My phoenix wings are folded tight against my back. My hands are shaping the last blade in the Ember Court's contribution to the prophecy arsenal. The metal hums under my hammer. The Bloodwork harmonic fills the forge the way it fills every room I enter now—constant, low, the frequency woven into my breathing and my heartbeat and the kick of the child pressing against my ribs.

The child kicks again. Hard. Fire magic pulses through my belly where the tiny foot connects—his fire, carried in the blood I share with the baby, reaching for the Bloodwork harmonic the way it's been reaching since the first weeks. The baby's magic is both. Fire and Bloodwork. Ember and forge. I feel it when I work—a third note in the harmonic, smaller, less certain, learning the frequencies it has been born to carry.

I press my hand to the spot where the foot struck. The baby settles.

"You'll wait," I say. The same voice I use on metal that's not ready to be shaped. Patient. Certain. "I'm finishing something."

Ignatius is at the secondary workbench. He has been there since dawn—bare-chested, fire brands glowing, working a piece of Ember iron into a guard for the last blade. We don't speak while we work. We haven't needed to speak while working since the third day of the forging. His fire magic adjusts to my harmonic and my harmonic adjusts to his fire magic and the loop closes and the metal between us becomes what it is meant to become.

He looks up. His golden eyes find the place where my hand rests on my belly. His fire magic reaches across the forge—not physically, through the bond, through the brands, through the fire-thread in the walls. A pulse of heat that settles against my skin where the baby kicked. Reading. Checking.

"She's fine," I say.

"He."

"We've discussed this."

"And I've told you that the fire magic's frequency indicates?—"

"You're an ancient Fae king, not a midwife. Finish the guard."

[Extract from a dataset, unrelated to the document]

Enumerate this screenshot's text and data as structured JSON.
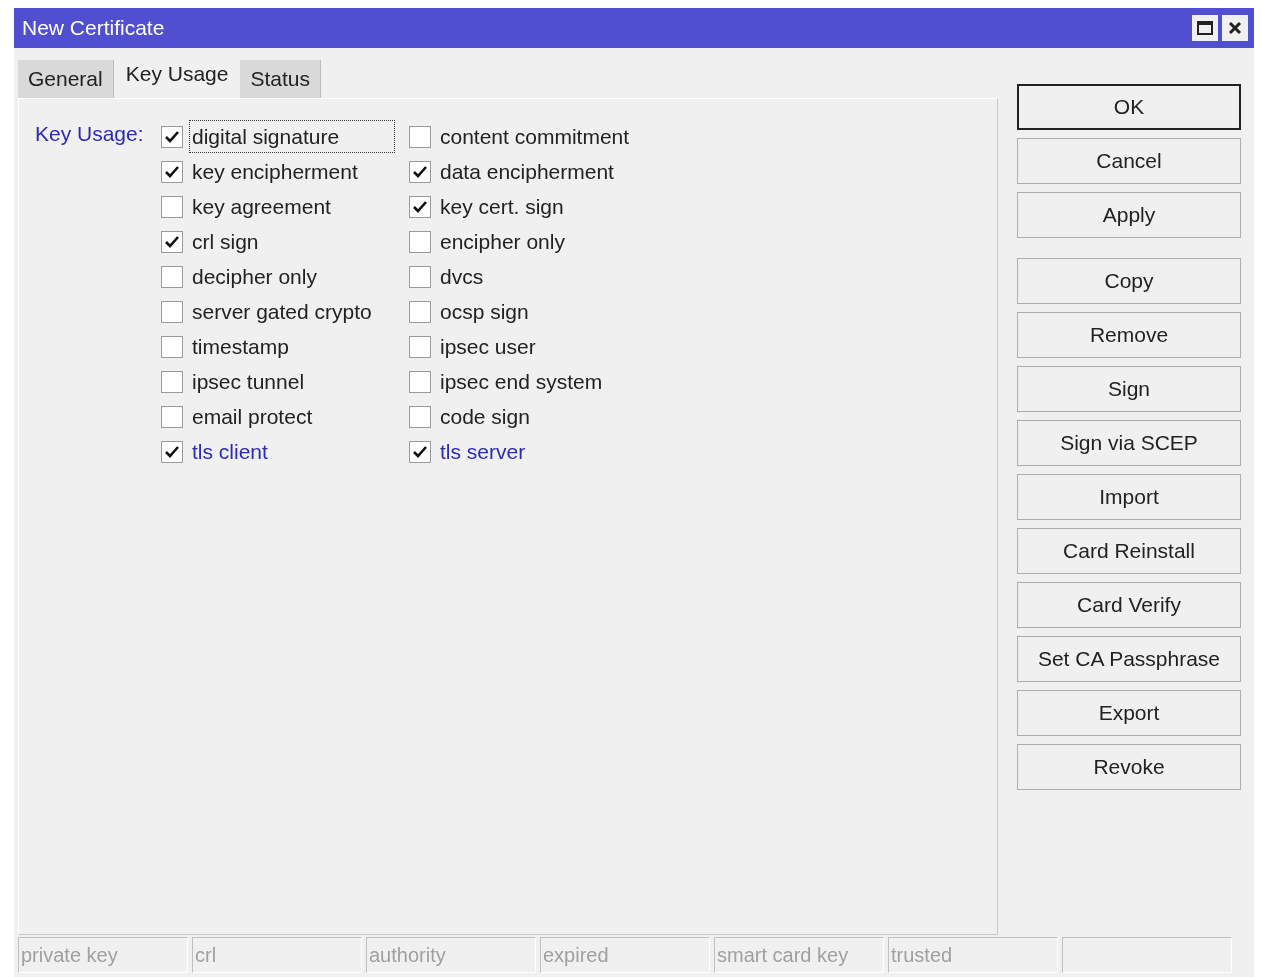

The corner of his mouth moves. Not a smile. The Ember King doesn't smile. The ghost of something that lives in the same place his guilt lives, in the same place the unnamed thing lives, in the deep structure of a male who has been learning, over seven months, that he is allowed to want this.

He finishes the guard. Crosses the forge—passing the rack where the first Bloodwork blades hang, the ones I made during the heat, raw and rough and screaming with uncontrolled harmonic. I haven't remade them. They are the record of what I was before I knew what I was. They will stay.

He sets it on the workbench beside the blade I have been shaping. The metal hums—the Bloodwork harmonic welcoming his fire-wrought piece the way it welcomes every piece he makes for me. I fit the guard to the blade. The join is seamless. Fire and blood, fused in the metal's grain.